Affluenza in calo alle Regionali 2025: alle 19 ha votato solo il 26% degli elettori
Alle ore 19 del 23 novembre, l’affluenza alle elezioni regionali del 2025 si ferma al 26%, con soli 9.314 elettori su 14.586 aventi diritto che si sono recati alle urne. Un dato che segna un ulteriore calo rispetto alla precedente tornata, quando alla stessa ora la partecipazione era del 29,57%. La tendenza negativa si conferma e diventa il primo vero tema politico di questa campagna elettorale, evidenziando un fenomeno di astensionismo strutturale che mette in crisi il rapporto tra cittadini e istituzioni.
Il fenomeno dell’astensionismo non sorprende più: nonostante una campagna elettorale iper-mediatizzata, l’elettorato risponde con crescente freddezza. Le aree periferiche, in particolare, mostrano un livello di disillusione e sfiducia nei confronti della politica ormai elevato, contribuendo a un divario sempre più marcato tra istituzioni e cittadini. La partecipazione al voto, anno dopo anno, si riduce indipendentemente dai candidati o dai temi in campo, segnando una crisi di fiducia che rischia di minare la legittimità stessa del processo democratico.
Le immagini simboliche hanno dominato il dibattito pubblico più dei contenuti programmatici. Tra queste, quella di Giorgia Meloni al Palapartenope, ripresa mentre salta al coro “Chi non salta è comunista”, è diventata virale e ha alimentato scontri politici più che riflessioni sui temi reali. Un’altra immagine che ha catturato l’attenzione è quella di Roberto Fico, che a Procida sale su un gozzo per un comizio improvvisato, lanciando un messaggio “fuori dagli schemi” per rispondere alle accuse del centrodestra.
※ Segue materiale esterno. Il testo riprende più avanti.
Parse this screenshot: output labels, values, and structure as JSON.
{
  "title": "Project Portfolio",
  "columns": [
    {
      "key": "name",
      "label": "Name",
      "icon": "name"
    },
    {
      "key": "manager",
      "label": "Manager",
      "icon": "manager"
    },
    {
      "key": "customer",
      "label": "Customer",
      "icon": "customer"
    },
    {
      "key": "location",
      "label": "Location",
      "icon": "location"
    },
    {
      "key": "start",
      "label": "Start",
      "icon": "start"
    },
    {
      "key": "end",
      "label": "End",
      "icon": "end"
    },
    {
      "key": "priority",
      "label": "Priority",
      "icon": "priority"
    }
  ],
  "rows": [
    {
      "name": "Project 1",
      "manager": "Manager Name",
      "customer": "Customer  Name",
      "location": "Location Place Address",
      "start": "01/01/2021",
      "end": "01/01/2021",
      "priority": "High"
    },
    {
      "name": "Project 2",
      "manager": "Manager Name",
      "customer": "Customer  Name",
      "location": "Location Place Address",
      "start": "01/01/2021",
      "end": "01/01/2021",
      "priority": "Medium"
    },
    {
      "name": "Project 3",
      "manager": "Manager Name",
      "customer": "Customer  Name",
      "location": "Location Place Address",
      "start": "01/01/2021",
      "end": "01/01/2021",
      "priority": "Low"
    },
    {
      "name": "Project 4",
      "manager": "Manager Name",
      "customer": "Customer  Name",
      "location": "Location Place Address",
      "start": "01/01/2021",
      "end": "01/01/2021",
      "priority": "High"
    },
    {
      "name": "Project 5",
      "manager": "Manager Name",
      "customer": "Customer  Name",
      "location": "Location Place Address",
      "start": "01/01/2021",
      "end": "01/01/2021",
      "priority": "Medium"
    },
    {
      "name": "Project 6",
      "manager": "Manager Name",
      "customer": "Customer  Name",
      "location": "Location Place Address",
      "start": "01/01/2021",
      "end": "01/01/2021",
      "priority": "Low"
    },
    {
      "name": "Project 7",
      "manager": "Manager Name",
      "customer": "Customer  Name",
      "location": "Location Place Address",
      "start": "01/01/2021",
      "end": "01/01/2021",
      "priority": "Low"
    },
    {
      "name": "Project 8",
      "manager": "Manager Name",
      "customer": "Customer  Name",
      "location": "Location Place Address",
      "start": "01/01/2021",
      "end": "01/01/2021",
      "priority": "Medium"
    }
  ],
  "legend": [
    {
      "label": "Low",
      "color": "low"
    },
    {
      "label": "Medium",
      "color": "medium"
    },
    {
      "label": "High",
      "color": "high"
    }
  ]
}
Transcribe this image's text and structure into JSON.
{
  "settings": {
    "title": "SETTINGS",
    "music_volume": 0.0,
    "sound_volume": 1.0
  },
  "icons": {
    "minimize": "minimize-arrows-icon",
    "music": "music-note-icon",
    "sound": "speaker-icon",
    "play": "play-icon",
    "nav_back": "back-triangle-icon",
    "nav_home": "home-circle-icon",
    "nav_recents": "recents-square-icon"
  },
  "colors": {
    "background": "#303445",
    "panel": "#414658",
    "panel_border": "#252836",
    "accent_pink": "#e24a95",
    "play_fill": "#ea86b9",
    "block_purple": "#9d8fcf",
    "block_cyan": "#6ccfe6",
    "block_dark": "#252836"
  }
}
Questi momenti hanno polarizzato il dibattito, oscurando spesso le questioni di fondo.
I temi centrali per le regioni come Veneto, Campania e Puglia – sanità, trasporti, gestione dei rifiuti e ambiente – sono rimasti sullo sfondo, soffocati dal focus sul dibattito politico e sui simboli più che sui problemi concreti. Ancor più sorprendente è stata l’assenza quasi totale del tema della criminalità organizzata, nonostante la sua forte presenza in Campania, dove la lotta alla camorra rappresenta una priorità per molti cittadini. Questa scelta narrativa da parte dei partiti evidenzia come spesso si privilegi l’immagine e gli slogan rispetto a un confronto serio sui problemi reali.
Il dato finale dell’affluenza del 26% alle 19 rappresenta un segnale fortissimo di disaffezione. Nonostante i comizi affollati e le immagini virali, nessuna proposta politica sembra aver convinto la maggioranza degli elettori a recarsi alle urne. La sfida più grande ora sarà capire come recuperare il 74% di cittadini che ha deciso di restare a casa, un compito che al momento appare ancora senza soluzioni chiare da parte dei partiti.
Il calo della partecipazione alle Regionali 2025 mette in discussione il futuro della rappresentanza democratica e solleva interrogativi sulla capacità della politica di rispondere ai bisogni e alle aspettative dei cittadini. La strada per riavvicinare gli elettori passa, forse, anche attraverso un ritorno a temi concreti e a un dialogo più autentico con la società civile.